Nibbles is a compendium of food, dining and beverage information from the U.S. and the world edited by John Lehndorff
Reported by Seattle Times:
Chefs are adopting new methods not just because they are adventurous, but because things like sous vide cooking (in a bag under pressure), foam siphons (nitrous oxide-filled whipped-cream dispensers) and anti-griddles (quick-freezing surfaces) make it possible to produce fascinating sensory delights. The white balsamic vinegar traditionally used to spike strawberries with extra acid and sweetness takes on a new character if it’s lightly thickened with gelatin and whipped with air to garnish those same berries. Sweet corn rendered into a creamy liquid and then encapsulated through reverse spherification to form cherry-tomato-sized balls becomes an entirely new vegetable.

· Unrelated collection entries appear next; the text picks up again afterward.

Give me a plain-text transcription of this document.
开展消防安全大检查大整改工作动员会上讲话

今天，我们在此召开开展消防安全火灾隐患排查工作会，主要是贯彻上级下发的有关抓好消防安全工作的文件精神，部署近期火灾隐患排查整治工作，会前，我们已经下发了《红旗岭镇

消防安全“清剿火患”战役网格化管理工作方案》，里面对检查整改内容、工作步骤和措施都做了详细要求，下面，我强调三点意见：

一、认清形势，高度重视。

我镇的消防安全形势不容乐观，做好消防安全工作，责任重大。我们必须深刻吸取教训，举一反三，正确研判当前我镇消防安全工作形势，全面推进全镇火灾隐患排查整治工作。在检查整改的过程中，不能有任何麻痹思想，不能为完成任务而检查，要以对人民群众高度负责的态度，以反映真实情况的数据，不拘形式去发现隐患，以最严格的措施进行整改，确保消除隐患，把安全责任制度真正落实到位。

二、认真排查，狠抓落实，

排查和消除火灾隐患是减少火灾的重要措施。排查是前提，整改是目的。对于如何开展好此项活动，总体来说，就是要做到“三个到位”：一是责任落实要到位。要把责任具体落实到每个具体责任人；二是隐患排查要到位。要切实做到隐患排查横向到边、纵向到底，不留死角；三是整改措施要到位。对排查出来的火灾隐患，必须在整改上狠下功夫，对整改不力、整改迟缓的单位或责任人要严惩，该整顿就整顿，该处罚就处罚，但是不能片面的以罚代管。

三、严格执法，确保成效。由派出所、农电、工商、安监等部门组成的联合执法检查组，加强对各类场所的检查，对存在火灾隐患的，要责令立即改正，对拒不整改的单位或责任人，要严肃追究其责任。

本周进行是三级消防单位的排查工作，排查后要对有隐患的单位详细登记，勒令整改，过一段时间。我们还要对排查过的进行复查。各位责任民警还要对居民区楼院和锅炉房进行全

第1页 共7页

Reported by Convenience Store News:
7-Eleven is planning to launch a new private label beer brand, reportedly called Game Day brewed by City Brewing in LaCrosse, Wis. 7-Eleven has visited private label brews more than once in its history. In 1969 7-Eleven offered its own brand beer in 12-ounce pop-top cans.
Reported by MSNBC:
Between 2005 and 2009, the number of bacon-topped burgers at 580 restaurants (measured by Mintel) rose by about 35 percent. A bacon zeitgeist has sprouted. You can sample bacon maple lattes, $14 cocktails with bacon, caffeinated bacon lollipops, gummy bacon, deep-fried bacon with gravy, bacon-flavored chocolate and dental floss, and a chicken stuffed inside a duck that’s crammed into a turkey — all encased by bacon and called a turbaconducken. On May 8, San Francisco is hosting its second annual “BaconCamp,” billed as “an ad-hoc gathering born from the desire for people to share and learn in an open environment about bacon.” (More at the Bacon Today blog.) As Paula Dean said: “A bacon-free diet is like going through life without seeing the Eiffel tower, or without ever skinny-dipping under a full moon. The smell of bacon cooking is in everybody’s memory.”
Reported by AP:
School administrators have found an effective way to crack down on students who engage in food fights: Students at Atlantic City High School were served plain cheese sandwiches for two days this week as punishment for a cellphone-coordinated food fight that broke out recently. One parent likened the American cheese between two dry slices of white bread to “a prison meal.” “I know it’s food they were throwing around, but some people are allergic to cheese,” said senior James Blake. “I can see if they served peanut butter and jelly. But just cheese? It’s ridiculous.”